Sabahleyin Feriha’nın seslenmesine gerek kalmadan uyandım. İlk işim kalkınca yatağımı toplamak oldu. Feriha’ya seslendikten sonra yola koyuldum. İş başı yapmadan önünden geçtiğim bir pastaneden 2 tane poğaça aldım. Dükkânımı açtıktan sonra, çayla beraber karnımı güzelce doyurduktan sonra işe koyuldum. Gazeteleri yerleştirdi. Büfenin içinde ufak tefek değişiklikler yaptım. İlk müşterimi beklemeye başladım.
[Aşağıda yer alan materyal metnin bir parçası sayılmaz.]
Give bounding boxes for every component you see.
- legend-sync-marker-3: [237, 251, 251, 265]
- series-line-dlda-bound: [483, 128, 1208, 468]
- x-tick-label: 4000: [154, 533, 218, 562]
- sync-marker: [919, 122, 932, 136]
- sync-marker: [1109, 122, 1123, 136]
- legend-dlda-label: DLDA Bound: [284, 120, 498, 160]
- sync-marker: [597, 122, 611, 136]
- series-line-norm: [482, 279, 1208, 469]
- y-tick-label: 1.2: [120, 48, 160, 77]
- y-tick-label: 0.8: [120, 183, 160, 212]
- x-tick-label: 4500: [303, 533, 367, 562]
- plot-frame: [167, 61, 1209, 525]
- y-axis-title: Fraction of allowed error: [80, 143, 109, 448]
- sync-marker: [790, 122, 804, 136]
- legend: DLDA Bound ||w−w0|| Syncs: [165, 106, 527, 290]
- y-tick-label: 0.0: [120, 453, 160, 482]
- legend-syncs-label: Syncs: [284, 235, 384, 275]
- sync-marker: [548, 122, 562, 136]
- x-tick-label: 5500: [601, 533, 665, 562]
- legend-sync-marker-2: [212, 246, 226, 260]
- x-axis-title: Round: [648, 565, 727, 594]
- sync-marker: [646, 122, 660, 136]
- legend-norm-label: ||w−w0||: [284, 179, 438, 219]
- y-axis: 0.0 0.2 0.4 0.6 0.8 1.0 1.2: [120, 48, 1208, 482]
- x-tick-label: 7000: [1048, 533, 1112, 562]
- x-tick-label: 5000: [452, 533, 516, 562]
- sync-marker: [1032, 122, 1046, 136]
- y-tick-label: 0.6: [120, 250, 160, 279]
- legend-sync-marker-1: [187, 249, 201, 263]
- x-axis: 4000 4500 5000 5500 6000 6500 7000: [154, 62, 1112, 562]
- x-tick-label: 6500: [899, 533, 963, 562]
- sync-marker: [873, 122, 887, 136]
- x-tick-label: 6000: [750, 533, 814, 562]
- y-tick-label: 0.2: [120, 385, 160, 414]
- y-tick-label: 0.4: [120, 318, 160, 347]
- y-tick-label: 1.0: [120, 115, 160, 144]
Çantamdan çıkardığım kitabımı dışarıdan görülecek şekilde yanı başıma koydum. Ekrem Abinin yerinde beni gören müşteriler ilkten ufak bir şaşkınlık yaşıyorlardı. Öğlene doğru göz ucuyla hasılata baktım bayağı iyi geldi bana.
****
Önündeki diafonun düğmesine basan Güvenç Bey,
‘’ Hürrem, yanıma gelir misin kızım.’’
‘’ Hemen geliyorum Efendim.’’
Aceleyle yerinden kalkan Hürrem, ‘’ Oh be nihayet sessizliğe son verdi bizim patron’’ diye düşünürken, Güvenç Beyin kapısını bir iki kere tıklattı.
‘’ Gel içeri Hürrem.’’
Patronunun gösterdiği yere ilişen Hürrem, beklemeye başladı.
‘’ Hürrem beni can kulağı ile dinle. Masanın üzerinde duran bu dosyayı eve giderken yanına alacaksın. Yarın sabah ofise uğramadan dosya ile beraber, İstiklal caddesinde Rus Başkonsolosluğunun ön tarafında bulunan büfede çalışan adama teslim edeceksin. Dosyayı vermeden önce Güvenç beyin selamı olduğunu söyle. Güveç Bey kim falan derse dosyayla beraber ofise gel. Rahat ol tarif ettiğim yeri kolayca bulacaksın. Adamın adı Ekrem haberin olsun.
ÜÇ GÜN ÖNCE
Paydosa yarım saat kala, Güvenç Bey odasından çıkarak İlayda’nın yanına geldi.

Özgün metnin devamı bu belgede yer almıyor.